No family that has lost a child or a mother or a brother to addiction can be told there are no victims. No school or community believes the empty rhetoric that a lost child was "only hurting herself." There are too many innocent victims, from the infants born addicted to the grandparent who stands beside the grave of the child of their child.

Considering all that America knows about drug addiction, only the dishonest or willfully blind can claim that drug trafficking is a non-violent crime. Drug dealing depends on addiction; addicts consume the vast majority of the drug supply; the dealer cultivates users to create more addicts in a murderous cycle.

Drug dealers know drugs will eventually impair judgment and bend free will, altering personality and poisoning bonds to loved ones. We know drug use and addiction degrade millions of lives —impairing education, employment and parenthood. Drugs are at the root of much of the child abuse, endangerment and domestic violence perpetrated against the innocent.

But the destruction is much wider. Addiction and drug dealing ravage whole communities, urban and rural. We need look no further than the daily reports of the heroin epidemic today, or the still-vivid memories of the meth epidemic and the crack epidemic. Drug dealing makes whole neighborhoods war zones, places of economic blight and large-scale victimization. There is no greater single source of actual harm to Americans today — none. The cost of incarcerating drug dealers is small compared to the true cost of their crimes to society.

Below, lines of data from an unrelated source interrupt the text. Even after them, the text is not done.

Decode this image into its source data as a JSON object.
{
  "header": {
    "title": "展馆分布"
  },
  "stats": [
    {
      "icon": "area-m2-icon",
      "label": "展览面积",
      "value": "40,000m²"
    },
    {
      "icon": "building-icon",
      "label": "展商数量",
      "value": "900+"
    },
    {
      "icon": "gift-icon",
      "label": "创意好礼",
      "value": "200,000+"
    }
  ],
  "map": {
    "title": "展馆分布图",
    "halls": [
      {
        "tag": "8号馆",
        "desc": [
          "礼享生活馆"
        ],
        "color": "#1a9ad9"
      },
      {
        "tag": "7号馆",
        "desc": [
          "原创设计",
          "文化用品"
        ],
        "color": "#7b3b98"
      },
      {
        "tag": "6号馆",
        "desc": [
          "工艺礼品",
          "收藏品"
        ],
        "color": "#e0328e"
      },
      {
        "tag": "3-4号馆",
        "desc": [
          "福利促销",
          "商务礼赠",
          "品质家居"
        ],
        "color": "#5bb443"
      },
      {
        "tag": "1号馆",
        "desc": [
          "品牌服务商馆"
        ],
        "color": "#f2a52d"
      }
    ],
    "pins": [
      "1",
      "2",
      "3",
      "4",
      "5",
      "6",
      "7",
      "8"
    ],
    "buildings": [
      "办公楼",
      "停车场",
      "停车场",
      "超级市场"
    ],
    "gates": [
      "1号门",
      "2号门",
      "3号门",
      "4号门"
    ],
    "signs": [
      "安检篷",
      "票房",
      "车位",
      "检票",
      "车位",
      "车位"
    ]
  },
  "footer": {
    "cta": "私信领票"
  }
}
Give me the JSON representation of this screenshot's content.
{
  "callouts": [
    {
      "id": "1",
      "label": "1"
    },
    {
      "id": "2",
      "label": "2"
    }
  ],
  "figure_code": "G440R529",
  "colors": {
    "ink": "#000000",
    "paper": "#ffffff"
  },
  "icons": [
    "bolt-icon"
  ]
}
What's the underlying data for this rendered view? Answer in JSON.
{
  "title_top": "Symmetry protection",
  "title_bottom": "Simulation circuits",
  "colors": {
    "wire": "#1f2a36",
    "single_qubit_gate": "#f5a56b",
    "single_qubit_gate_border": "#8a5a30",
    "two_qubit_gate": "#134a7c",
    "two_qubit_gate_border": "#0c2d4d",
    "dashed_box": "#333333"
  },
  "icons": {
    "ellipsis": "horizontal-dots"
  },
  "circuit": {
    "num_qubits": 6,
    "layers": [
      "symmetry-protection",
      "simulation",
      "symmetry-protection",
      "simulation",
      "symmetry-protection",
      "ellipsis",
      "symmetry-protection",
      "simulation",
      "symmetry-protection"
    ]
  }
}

Knowing this, it is an utterly irresponsible effort to release experienced drug dealers from federal prison before they have completed their just sentences, arguing they are merely misguided business people or desperate individuals caught up in an unfair system. The truth about drug dealing is this: It requires cruelty and willful indifference to the visible suffering inflicted on others — over and over again — harming individuals, families and whole communities.